С тревогой думал архиепископ о женщине под вуалью, которую страсть сохранила свежей и юной. Он вспомнил, каким представлялся ему в пору юности мир, и перед ним опять возникла бесформенная куча тел, огромная гора похоти. Но эта мерзостная гора извергала богов и богинь, творения искусства и культуры и прочие духовные ценности, которые таяли, как воск от огня, в то время как сама она оставалась вечной. Смертен лишь дух смертного человека, чувства его бессмертны. То или иное тело погибает, но плоть и жар плоти переживают своего бога, претерпевают все и существуют вечно, ибо это купина неопалимая, которая горит и не сгорает.
Юноша в камзоле, спускавшийся некогда вниз по реке! Его существование, так же как его чувства, казалось таким недолговечным, и все же он был до сих пор где-то там, на реке, все еще плыл, горел всеми страстями, а потому был сегодня реальнее — с горечью думал архиепископ,— чем этот опустошенный старик в епископской сутане, чьи желания давно угасли, и на кого эта женщина глядела, не видя его, ибо перед ее глазами стоял тот юноша, и к нему она стремилась.
На пустынном острове начал он свои поиски истинной сущности покоя и тишины, но теперь он страшился их продолжить,— ибо что, если, проникнув в сущность абсолютного покоя, он обнаружит, что вечным было движение, а единственной реальностью — плоть?
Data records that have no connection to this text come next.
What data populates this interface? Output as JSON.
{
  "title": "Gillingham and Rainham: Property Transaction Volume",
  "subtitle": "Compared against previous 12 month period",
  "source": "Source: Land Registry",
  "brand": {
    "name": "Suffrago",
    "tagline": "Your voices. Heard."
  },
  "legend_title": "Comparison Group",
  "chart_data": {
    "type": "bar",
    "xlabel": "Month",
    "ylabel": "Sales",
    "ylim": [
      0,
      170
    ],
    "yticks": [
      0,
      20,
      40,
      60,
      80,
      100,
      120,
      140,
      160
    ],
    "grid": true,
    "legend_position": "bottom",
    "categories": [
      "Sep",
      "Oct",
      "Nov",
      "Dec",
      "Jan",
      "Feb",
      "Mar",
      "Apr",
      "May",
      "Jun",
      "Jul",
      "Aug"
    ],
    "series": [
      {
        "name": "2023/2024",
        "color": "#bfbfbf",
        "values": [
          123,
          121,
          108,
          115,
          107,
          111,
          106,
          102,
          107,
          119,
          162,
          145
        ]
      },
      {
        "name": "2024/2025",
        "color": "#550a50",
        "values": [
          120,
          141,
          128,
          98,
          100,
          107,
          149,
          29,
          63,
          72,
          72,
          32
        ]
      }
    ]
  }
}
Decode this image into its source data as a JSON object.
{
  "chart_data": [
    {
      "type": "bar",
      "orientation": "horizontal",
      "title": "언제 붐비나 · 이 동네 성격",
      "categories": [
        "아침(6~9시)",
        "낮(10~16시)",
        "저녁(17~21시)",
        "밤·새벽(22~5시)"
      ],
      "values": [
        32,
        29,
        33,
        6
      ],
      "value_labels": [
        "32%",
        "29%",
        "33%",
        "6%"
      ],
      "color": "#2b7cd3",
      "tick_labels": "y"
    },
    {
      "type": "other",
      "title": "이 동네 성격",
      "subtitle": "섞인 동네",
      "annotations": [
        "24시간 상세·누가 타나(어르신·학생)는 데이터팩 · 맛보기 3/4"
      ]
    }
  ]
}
Он содрогнулся от этой мысли. Если в юности он стремился к нескончаемому — к сказке с бесконечными продолжениями, к еде и питью, которых вечно вдоволь, к любовным объятиям, которых никогда не прерывают на рассвете летучие мыши, то теперь он в ужасе отшатывался от всего бесконечного. Ибо все его существо возглашало, что никакая преисподняя не может быть страшнее того, что для него казалось в юности раем, а теперь вызывало в душе отвращение быть вечно юным, в поте лица исходить юношеской страстью и вечно любить, внедряясь из одного надушенного тела в другое. Поистине это было бы проклятие божье! Но юный любовник не знал, о чем он говорил, когда воскликнул: «Навеки и вечно!»
Архиепископ не мог более продолжать свой поиск тишины, ибо его одолевали сомнения, и не мог обрести одиночества в своей хижине над рекой, ибо душа его была смущена, и в полнолуние он сбежал оттуда, и вернулся во дворец, и занялся делами епархии, но все ему казалось не то и не так, и он начал ссориться со своими канониками и со своими священниками, с грандами и губернатором, пока в городе не стали говорить со смехом, что чудо кончилось, и старый дьявол снова стал дьяволом.
Но когда ущербный месяц померк, архиепископ вернулся в свое убежище на реке, суровый и неистовый, словно вновь шел в бой и наводил мушкет на врага. Он заглянул в темную хижину, где провел столько долгих часов в созерцании, и не почувствовал никаких сожалений, никакой душевной тоски по тем временам, а только глубокое смущение и стыд, ибо знал, что созерцание было таким же абсурдом, как его слава святого человека,— еще одна маска на еще одном маскараде. Его бегство от иллюзий было само по себе иллюзией, и эта хижина — всего лишь еще одной раковиной, которую он должен покинуть, точно такой же, как пустынный остров, или монастырь, или пышный камзол и шляпа с пером.
Не в силах вынести зрелища своей кельи, которая теперь казалась ему тюрьмой, он вышел в рощу и спустился к самой реке, к дружелюбной реке, коричневой реке, которая играла с ним в детстве и одарила первой любовью в юности. Речная зыбь едва мерцала в безлунной тьме. Ночь была черна, как летучие мыши там, в верховьях реки, и ему подумалось, что эти твари мудры, ибо избегают дневного света и предпочитают темноту, когда мир сбрасывает свою маску и лежит беззащитный, объятый невинным сном. Но он молил раньше света, который наряжает и приукрашает, а не темноты, которая раздевает и разоблачает, открывая тайны любовников в постели или спящего в сонном вскрике. Одни лишь летучие мыши видели мир обнаженным.